Literature DB >> 12675813

Protein-peptidoglycan interactions modulate the assembly of the needle complex in the Salmonella invasion-associated type III secretion system.

M Graciela Pucciarelli1, Francisco García-del Portillo.   

Abstract

The invasion-associated type III secretion system of Salmonella enterica assembles as a supra-molecular structure, termed needle complex, which spans the bacterial envelope. Here, we present evidence for protein-peptidoglycan interactions that modulate the assembly of this organelle.
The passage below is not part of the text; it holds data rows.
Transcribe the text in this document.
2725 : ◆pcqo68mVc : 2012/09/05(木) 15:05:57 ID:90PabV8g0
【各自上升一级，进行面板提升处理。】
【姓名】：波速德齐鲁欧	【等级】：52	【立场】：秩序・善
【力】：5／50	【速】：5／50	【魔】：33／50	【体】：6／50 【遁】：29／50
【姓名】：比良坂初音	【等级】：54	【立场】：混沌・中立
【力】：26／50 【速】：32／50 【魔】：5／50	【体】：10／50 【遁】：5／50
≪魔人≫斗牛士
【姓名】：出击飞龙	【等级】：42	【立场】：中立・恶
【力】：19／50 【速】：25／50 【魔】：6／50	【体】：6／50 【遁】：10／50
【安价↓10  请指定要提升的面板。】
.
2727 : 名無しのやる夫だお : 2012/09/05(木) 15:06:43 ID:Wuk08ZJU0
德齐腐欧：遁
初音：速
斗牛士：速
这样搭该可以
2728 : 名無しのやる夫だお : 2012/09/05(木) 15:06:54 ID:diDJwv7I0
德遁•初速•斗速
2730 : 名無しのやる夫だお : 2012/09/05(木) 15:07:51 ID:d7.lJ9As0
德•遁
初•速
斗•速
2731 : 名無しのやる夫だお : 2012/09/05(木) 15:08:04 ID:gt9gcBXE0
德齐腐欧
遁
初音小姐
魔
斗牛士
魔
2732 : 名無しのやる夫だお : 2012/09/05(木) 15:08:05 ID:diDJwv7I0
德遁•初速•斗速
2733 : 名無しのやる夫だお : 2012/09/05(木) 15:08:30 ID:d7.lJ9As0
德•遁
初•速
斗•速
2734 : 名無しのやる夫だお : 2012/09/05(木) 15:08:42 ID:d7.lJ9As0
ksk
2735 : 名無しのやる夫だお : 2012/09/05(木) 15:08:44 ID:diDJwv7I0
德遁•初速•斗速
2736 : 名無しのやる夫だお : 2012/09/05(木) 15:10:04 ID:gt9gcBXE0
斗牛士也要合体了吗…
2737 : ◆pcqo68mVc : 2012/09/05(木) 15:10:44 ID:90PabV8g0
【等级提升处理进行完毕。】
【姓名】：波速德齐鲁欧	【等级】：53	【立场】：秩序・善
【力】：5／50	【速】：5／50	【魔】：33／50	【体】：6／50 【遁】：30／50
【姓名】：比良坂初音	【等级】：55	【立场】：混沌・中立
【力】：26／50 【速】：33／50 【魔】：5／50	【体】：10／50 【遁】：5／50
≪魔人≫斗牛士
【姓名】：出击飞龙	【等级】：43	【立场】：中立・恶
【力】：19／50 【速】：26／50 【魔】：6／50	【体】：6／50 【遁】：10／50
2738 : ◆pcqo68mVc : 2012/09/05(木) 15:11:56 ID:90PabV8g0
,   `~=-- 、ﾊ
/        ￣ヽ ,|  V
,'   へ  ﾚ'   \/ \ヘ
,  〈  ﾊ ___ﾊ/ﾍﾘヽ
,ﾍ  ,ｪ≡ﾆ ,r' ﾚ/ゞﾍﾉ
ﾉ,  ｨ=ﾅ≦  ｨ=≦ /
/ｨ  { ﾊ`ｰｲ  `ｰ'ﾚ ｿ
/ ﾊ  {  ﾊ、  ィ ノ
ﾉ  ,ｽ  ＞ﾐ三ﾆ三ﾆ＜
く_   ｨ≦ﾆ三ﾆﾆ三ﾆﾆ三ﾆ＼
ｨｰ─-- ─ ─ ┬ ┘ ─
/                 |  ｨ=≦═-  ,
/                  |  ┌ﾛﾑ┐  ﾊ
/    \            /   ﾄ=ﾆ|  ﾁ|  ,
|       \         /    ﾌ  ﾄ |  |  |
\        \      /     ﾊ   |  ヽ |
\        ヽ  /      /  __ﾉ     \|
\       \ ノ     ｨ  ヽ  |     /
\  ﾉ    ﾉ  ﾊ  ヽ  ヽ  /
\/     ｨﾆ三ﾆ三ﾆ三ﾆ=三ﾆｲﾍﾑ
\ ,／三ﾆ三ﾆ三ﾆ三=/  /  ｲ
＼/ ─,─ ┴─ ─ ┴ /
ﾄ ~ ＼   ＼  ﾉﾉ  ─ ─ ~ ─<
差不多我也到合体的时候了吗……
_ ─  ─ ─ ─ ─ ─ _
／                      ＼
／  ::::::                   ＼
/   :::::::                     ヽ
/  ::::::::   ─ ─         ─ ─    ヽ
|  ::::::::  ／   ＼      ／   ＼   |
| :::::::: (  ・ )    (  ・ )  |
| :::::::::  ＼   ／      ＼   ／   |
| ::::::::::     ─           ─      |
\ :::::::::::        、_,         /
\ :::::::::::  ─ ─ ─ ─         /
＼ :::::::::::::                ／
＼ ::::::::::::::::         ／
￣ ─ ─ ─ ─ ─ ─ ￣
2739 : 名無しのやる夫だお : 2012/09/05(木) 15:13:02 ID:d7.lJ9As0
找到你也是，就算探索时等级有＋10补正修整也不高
The presence of major membrane components of the needle complex (PrgH, PrgK and InvG) and InvH, required for efficient assembly of the organelle, was examined in peptidoglycan purified by extensive boiling of bacteria in 4% SDS. InvH, PrgH and PrgK, but not InvG, were detected in this purified material. InvH was present in the peptidoglycan in higher relative amounts than PrgH or PrgK, and was the only protein efficiently bound to peptidoglycan in cross-linking experiments. Analysis in mutants defective for needle complex proteins showed that the needle proteins PrgI and PrgJ and, to a lesser extent, InvH, sustain the association of PrgH and PrgK with peptidoglycan. In contrast, the association of InvH with peptidoglycan did not necessitate other needle complex proteins. Functional analysis showed that the association of InvH, PrgH and PrgK with peptidoglycan is abolished in live bacteria carrying structural modifications in the peptidoglycan. The loss of these interactions caused a marked reduction in the number of needle complexes and, concomitantly, in protein secretion and bacterial invasion of cultured eukaryotic cells. Altogether, these data provide the first evidence for an association between proteins of the Salmonella needle complex and the peptidoglycan. In addition, we demonstrate that these protein-peptidoglycan interactions are critical for an efficient and correct assembly of this specialized organelle.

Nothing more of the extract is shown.